Factories scramble to move goods as China limits diesel trucks

Thousands of small factories in China, making everything from steel to chemicals, are scrambling for access to the country’s clogged railroads as Beijing curbs the use of diesel trucks.

The Ministry of Environmental Protection last month gave tens of thousands of companies in 28 cities until Nov. 1 to halve their use of diesel trucks over the winter months, when air pollution is worst.

In a policy document, the ministry also instructed more than 20 power and steel companies to send at least half of their shipments by rail.

Trucking is a cheaper mode of transport for heavy industry in China, especially for inland companies moving goods over short distances.

Some provinces have taken even tougher stances on trucks.

In Hebei and central Henan, some steel producers must deliver as much as 90 percent of their products via rail, up from around 50 to 60 percent currently.

The moves are the latest in Beijing’s battle to tackle the air pollution that blankets the north as houses turn up the heat between November and March, drawing on the nation’s power plants, which are mainly fueled with coal.

China also will force steel mills and other factories to shut up to 50 percent of their capacity across the north during the winter to ease air pollution.

The truck restrictions follow bans earlier this year on coal transports by diesel trucks in major ports.

The shift to China’s 120,000 km railroad network is a cornerstone of Beijing’s Belt and Road initiative, which aims to revive old trade routes linking Chinese companies with overseas markets.

The scale of the shift is immense. Highways accounted for 77 percent of freight transported in China last year, compared with 8 percent for rail.

“It’s another indication of how seriously they’re taking the environmental impact, although it’s a blunt way of doing it and some trips won’t make sense by rail,” said Jonathan Beard, head of transportation and logistics in Asia for Arcadis, a design and consultancy company.

The Ministry of Rail declined to comment.

Railway armageddon
Companies were already preparing for a grim winter, having been ordered to slash output as part of measures to clean up the air in Chinese cities.

Now, many are struggling to get space on the rail network by the November 1 deadline.

Major state-owned companies like Sinopec and Aluminum Corp. of China have long-term access to railroads, leaving little room for smaller companies. Many factories are hundreds of miles away from any railhead.

There are also concerns that bottlenecks could create chaos, cutting off supplies of critical raw materials and hurting the ability of companies to get products to market, executives told Reuters.

Rail also is more expensive and takes longer for some routes.

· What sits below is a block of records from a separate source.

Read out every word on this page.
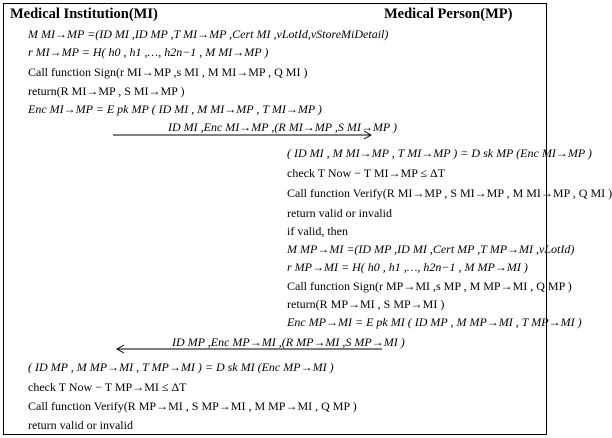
Medical Institution(MI)	Medical Person(MP)
M MI→MP =(ID MI ,ID MP ,T MI→MP ,Cert MI ,vLotId,vStoreMiDetail)
r MI→MP = H( h0 , h1 ,…, h2n−1 , M MI→MP )
Call function Sign(r MI→MP ,s MI , M MI→MP , Q MI )
return(R MI→MP , S MI→MP )
Enc MI→MP = E pk MP ( ID MI , M MI→MP , T MI→MP )
ID MI ,Enc MI→MP ,(R MI→MP ,S MI→MP )
( ID MI , M MI→MP , T MI→MP ) = D sk MP (Enc MI→MP )
check T Now − T MI→MP ≤ ΔT
Call function Verify(R MI→MP , S MI→MP , M MI→MP , Q MI )
return valid or invalid
if valid, then
M MP→MI =(ID MP ,ID MI ,Cert MP ,T MP→MI ,vLotId)
r MP→MI = H( h0 , h1 ,…, h2n−1 , M MP→MI )
Call function Sign(r MP→MI ,s MP , M MP→MI , Q MP )
return(R MP→MI , S MP→MI )
Enc MP→MI = E pk MI ( ID MP , M MP→MI , T MP→MI )
ID MP ,Enc MP→MI ,(R MP→MI ,S MP→MI )
( ID MP , M MP→MI , T MP→MI ) = D sk MI (Enc MP→MI )
check T Now − T MP→MI ≤ ΔT
Call function Verify(R MP→MI , S MP→MI , M MP→MI , Q MP )
return valid or invalid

An executive from Xingtai Iron & Steel estimated that using rail would add as much as 40 yuan per ton, raising his costs 10 percent.

“We might resort to reducing production in the winter if we cannot get enough supplies and have difficulties sending our products due to the railway Armageddon,” said a manager with Yanzhou Coal Mining Co.’s coke plant in Shandong province, which produces two million tons per year.

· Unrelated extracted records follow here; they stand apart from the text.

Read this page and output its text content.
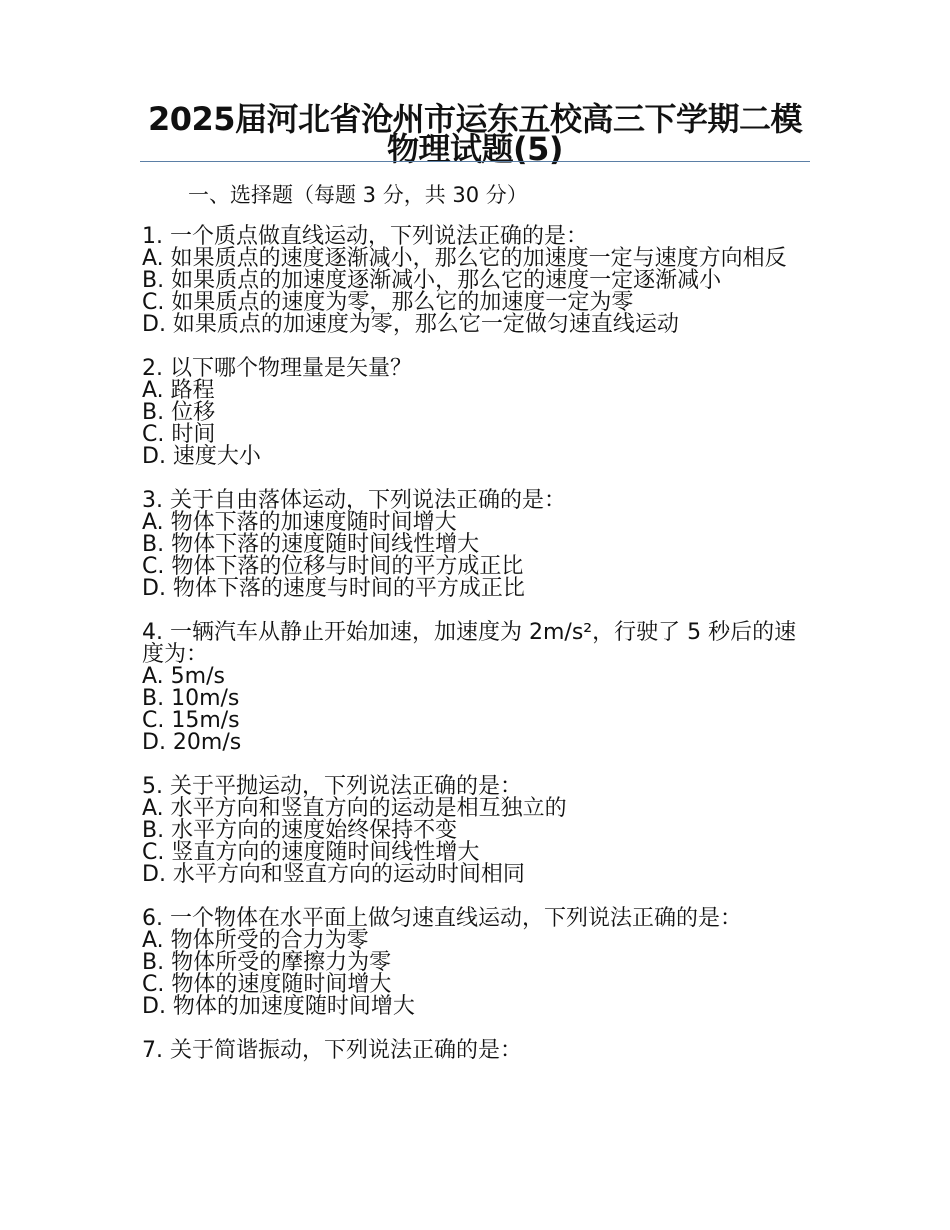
2025届河北省沧州市运东五校高三下学期二模物理试题(5)

一、选择题（每题 3 分，共 30 分）

1. 一个质点做直线运动，下列说法正确的是：

A. 如果质点的速度逐渐减小，那么它的加速度一定与速度方向相反

B. 如果质点的加速度逐渐减小，那么它的速度一定逐渐减小

C. 如果质点的速度为零，那么它的加速度一定为零

D. 如果质点的加速度为零，那么它一定做匀速直线运动

2. 以下哪个物理量是矢量？

A. 路程

B. 位移

C. 时间

D. 速度大小

3. 关于自由落体运动，下列说法正确的是：

A. 物体下落的加速度随时间增大

B. 物体下落的速度随时间线性增大

C. 物体下落的位移与时间的平方成正比

D. 物体下落的速度与时间的平方成正比

4. 一辆汽车从静止开始加速，加速度为 2m/s²，行驶了 5 秒后的速度为：

A. 5m/s

B. 10m/s

C. 15m/s

D. 20m/s

5. 关于平抛运动，下列说法正确的是：

A. 水平方向和竖直方向的运动是相互独立的

B. 水平方向的速度始终保持不变

C. 竖直方向的速度随时间线性增大

D. 水平方向和竖直方向的运动时间相同

6. 一个物体在水平面上做匀速直线运动，下列说法正确的是：

A. 物体所受的合力为零

B. 物体所受的摩擦力为零

C. 物体的速度随时间增大

D. 物体的加速度随时间增大

7. 关于简谐振动，下列说法正确的是：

In Shandong, the nation’s eastern industrial and agricultural heartland, the rail bureau proposed raising freight rates by 1 cent per ton per kilometer at an internal meeting with key clients two weeks ago, according to the Yanzhou Coal manager.

That is equivalent to an almost 10 percent increase to move products to Jiangsu, about 100 miles to the south. It is not clear whether the plan has been submitted to the state planner for approval. The state planner sets freight prices.

“Some of our clients are only 40 miles away from us,” said a sales manager with Xingtai Iron & Steel’s steel wire subsidiary.

“Trucking is more flexible than rail and cheaper,” the manager said. “For our clients in Zhejiang and Jiangsu, about 500 miles away, rail takes almost a week but trucking takes one or two days.”

Under orders
Rail traffic has increased this year due to increased shipments of coal. Rail is the most popular mode of transport for coal, which accounted for a third of traffic last year.

China’s rail network is mainly run by China Railway Corp. State-owned companies such as China National Coal Group and coal miner China Shenhua Energy also own some specific routes, giving them lower transportation costs.

Many are bewildered by the enormity of the undertaking. A manager with Longyu Chemical Co. in central Henan province said he had no access to rail.

”I honestly have no idea how we are going to deal with it this winter,“ he said. The trucking freight rate is also rising because of the crackdown on diesel trucks.”